The answer to the second question given by probability theory is intuitive and satisfactory. An "appropriate" or "correct" probability assignment is such one that is consistent with all the other probability assignments you might make. That is, you cannot have your cake and eat it too: because all considered propositions are either true or false, and because they are interwoven (their meanings are related to each other), there is some risk that you might come up with an internally contradictory probability assignment - based on which you'd have to conclude that some proposition is both true and false. The "correct" assignment, on the other hand, does not evoke any such absurd conclusions.

For example, you cannot and would not at the same time believe that I am both younger and older than any given age; if you felt 75% sure that I'm older, you'd also feel 25% sure that I'm younger and vice versa. However, if you were to assign probabilities to some related and indirect propositions instead, from which my age could be derived (say, propositions about myself having witnessed certain historical events during my lifetime, propositions about my friends' and parents' ages etc.), it could happen by accident that your combined probability assignment would imply that you do believe in that absurdity. You would then have to reject such a probability assignment and find out at which particular subproposition it went wrong (including the possibility of going wrong many times).

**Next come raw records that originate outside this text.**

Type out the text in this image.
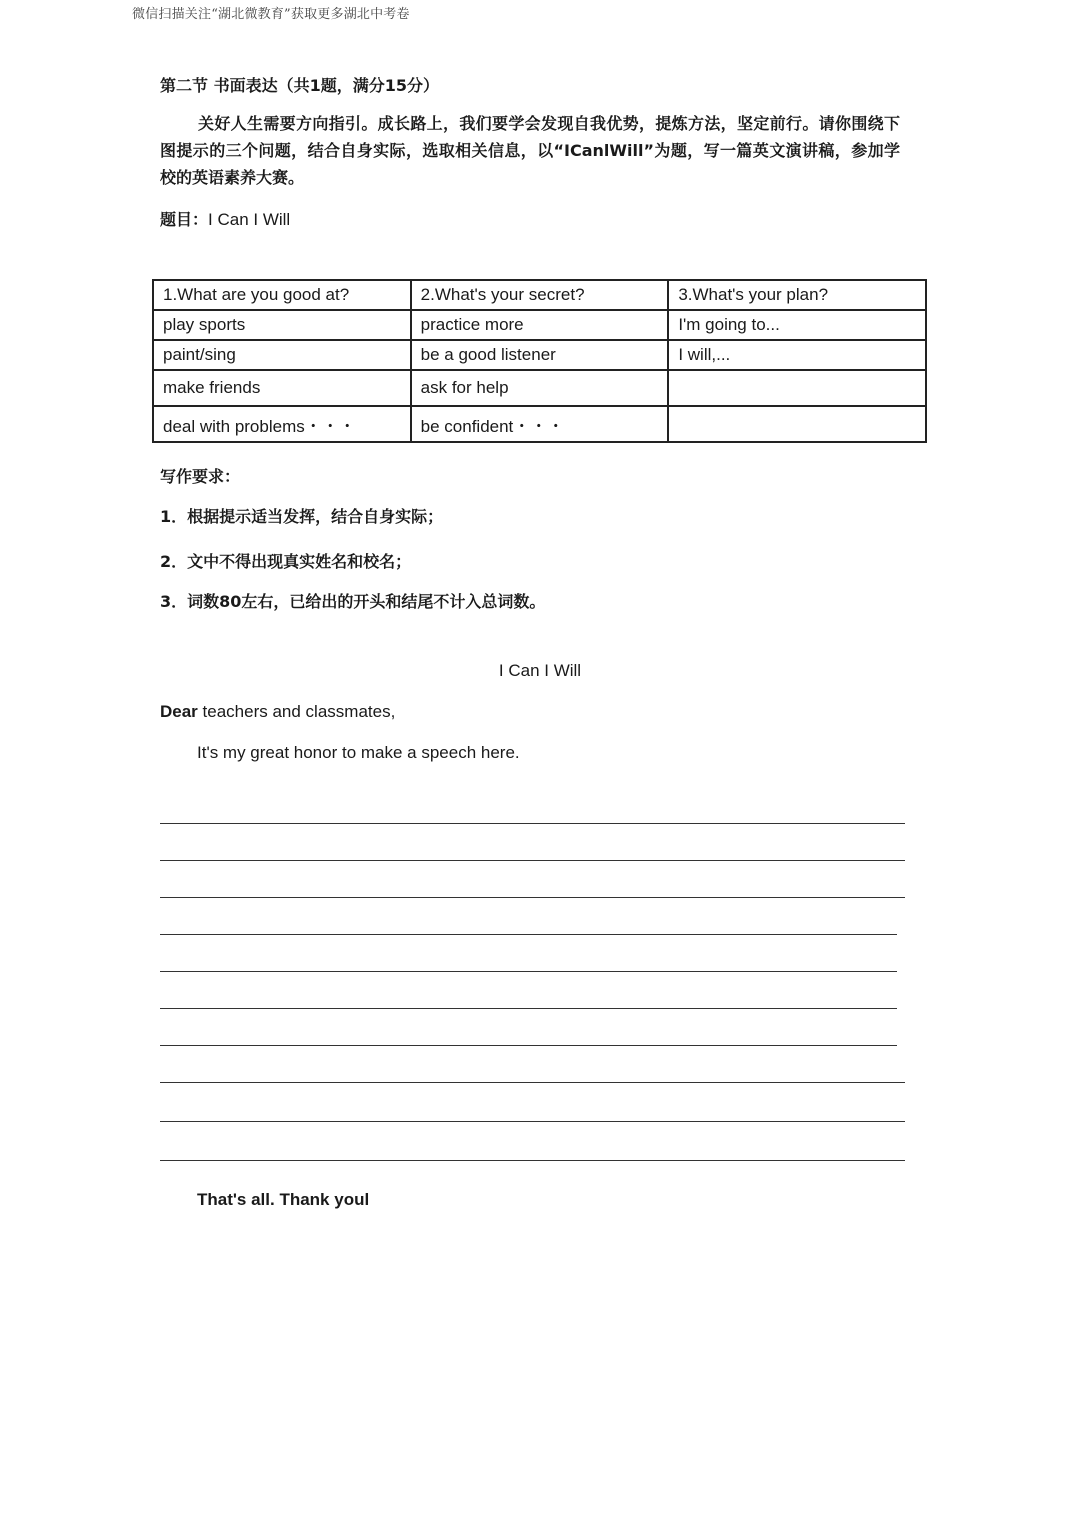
微信扫描关注“湖北微教育”获取更多湖北中考卷
第二节 书面表达（共1题，满分15分）
关好人生需要方向指引。成长路上，我们要学会发现自我优势，提炼方法，坚定前行。请你围绕下图提示的三个问题，结合自身实际，选取相关信息，以“ICanlWill”为题，写一篇英文演讲稿，参加学校的英语素养大赛。
题目：I Can I Will
1.What are you good at?	2.What's your secret?	3.What's your plan?
play sports	practice more	I'm going to...
paint/sing	be a good listener	I will,...
make friends	ask for help	
deal with problems・・・	be confident・・・	
写作要求：
1．根据提示适当发挥，结合自身实际；
2．文中不得出现真实姓名和校名；
3．词数80左右，已给出的开头和结尾不计入总词数。
I Can I Will
Dear teachers and classmates,
It's my great honor to make a speech here.
That's all. Thank youl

As an analogy, it helps to consider "financial arithmetics". If you were an accountant tasked with summing percentual fractions representing parts of a whole amount and arrived at a sum which was either greater or less than 100%, you'd know that you must have made a mistake somewhere along the way. Note, however, that it is a rather weak criterion of correctness: for not all sums that end up with 100% contain all the right components. Indeed, you can produce an infinite number of artificial sums that all end up with 100% by tweaking the individual components relatively to each other. So what you'd need to become more certain that the arithmetical calculation reflects reality would be some additional means of checking consistency, such as partial sums. Depending on your level of paranoia, you could introduce more and more partial sums ad infinitum. The point is, they would all have to be consistent in order for you to be satisfied that the calculation - analogous to a probability assignment - was true. Just one slight deviation from their expected relationship would mean that an error slipped in.

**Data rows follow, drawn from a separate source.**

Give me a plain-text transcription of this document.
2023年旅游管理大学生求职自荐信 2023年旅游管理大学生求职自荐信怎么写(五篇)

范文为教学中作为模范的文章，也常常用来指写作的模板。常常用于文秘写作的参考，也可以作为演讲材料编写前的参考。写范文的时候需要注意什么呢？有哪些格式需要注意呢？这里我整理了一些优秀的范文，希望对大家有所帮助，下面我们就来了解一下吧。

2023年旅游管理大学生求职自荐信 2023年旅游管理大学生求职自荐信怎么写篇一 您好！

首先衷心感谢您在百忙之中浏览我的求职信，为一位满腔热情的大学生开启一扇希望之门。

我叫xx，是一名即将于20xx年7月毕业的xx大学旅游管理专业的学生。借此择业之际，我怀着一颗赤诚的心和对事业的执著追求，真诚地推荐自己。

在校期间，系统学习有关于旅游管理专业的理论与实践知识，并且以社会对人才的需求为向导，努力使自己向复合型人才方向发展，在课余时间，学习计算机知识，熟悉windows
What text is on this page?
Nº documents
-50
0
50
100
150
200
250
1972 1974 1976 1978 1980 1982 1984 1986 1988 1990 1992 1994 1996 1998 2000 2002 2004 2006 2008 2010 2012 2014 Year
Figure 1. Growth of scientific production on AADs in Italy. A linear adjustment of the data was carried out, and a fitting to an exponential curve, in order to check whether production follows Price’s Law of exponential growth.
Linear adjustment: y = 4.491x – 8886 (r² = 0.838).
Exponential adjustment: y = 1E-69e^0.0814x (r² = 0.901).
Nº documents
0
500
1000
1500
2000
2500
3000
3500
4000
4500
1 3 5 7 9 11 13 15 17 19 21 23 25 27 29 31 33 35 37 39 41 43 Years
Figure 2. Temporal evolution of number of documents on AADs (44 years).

Now that we have introduced self-consistency as a means of checking whether a given probability assignment is the correct one, have we also answered the first question - how do we find this correct assignment? Yes and no. In principle, we could "simply" write down hundreds of thousands of probability assignments and then go through each one and note the inconsistencies it contains, and in the end accept the probability assignment which has the least amount of inconsistency. Obviously, given the infinite number of different possible assignments, this would be a formidable task (for any human and for any machine), and also nothing like what we are used to in solving real problems. This would be comparable to an accountant generating randomly hundreds of thousands of balance statements and then going through the heap to check which of them reflects the company's finances. Fortunately, it's not how accountants work and not a sensible use of probability theory either. What we need instead is a kind of reliable, mechanical rules that allow us to construct internally consistent assignments, as long as we stick to them, much like rules of artihmetics don't ever let you down. Such rules indeed do exist, and they form the very core of probability theory, or as R. T. Cox called them "an algebra of probable inference".

To be continued...

Introduction to Probability Theory, Part 3

2008-08-17T13:28:00.011+02:00

Continued from Part 2...

All probabilities are conditional

Ok, now we come to an interesting point. If probability is attached to propositions, and propositions are about objective things that can be true or false, is it right to say that "the objective probability of proposition X is so and so"? What if you and me disagree in our probability assignment about the same proposition - I feel that this page is top-notch and you feel that it is mediocre, without either of us knowing the actual public rating?

Regardless of what you might have been taught about "events" having some inherent "probabilities" that "we" are trying to calculate, the above example of disagreement about probability of a proposition is a perfectly normal situation. We all know that it happens all the time. Just turn on your TV and look at some programme with folks arguing like crazy about different issues. Obviously, independently of how concrete a proposition is, people may disagree on its probability - it is a measure of their degree of confidence, not your degree of confidence after all! Now, the next question naturally is: why can different people have different degrees of confidence in truth of the same thing?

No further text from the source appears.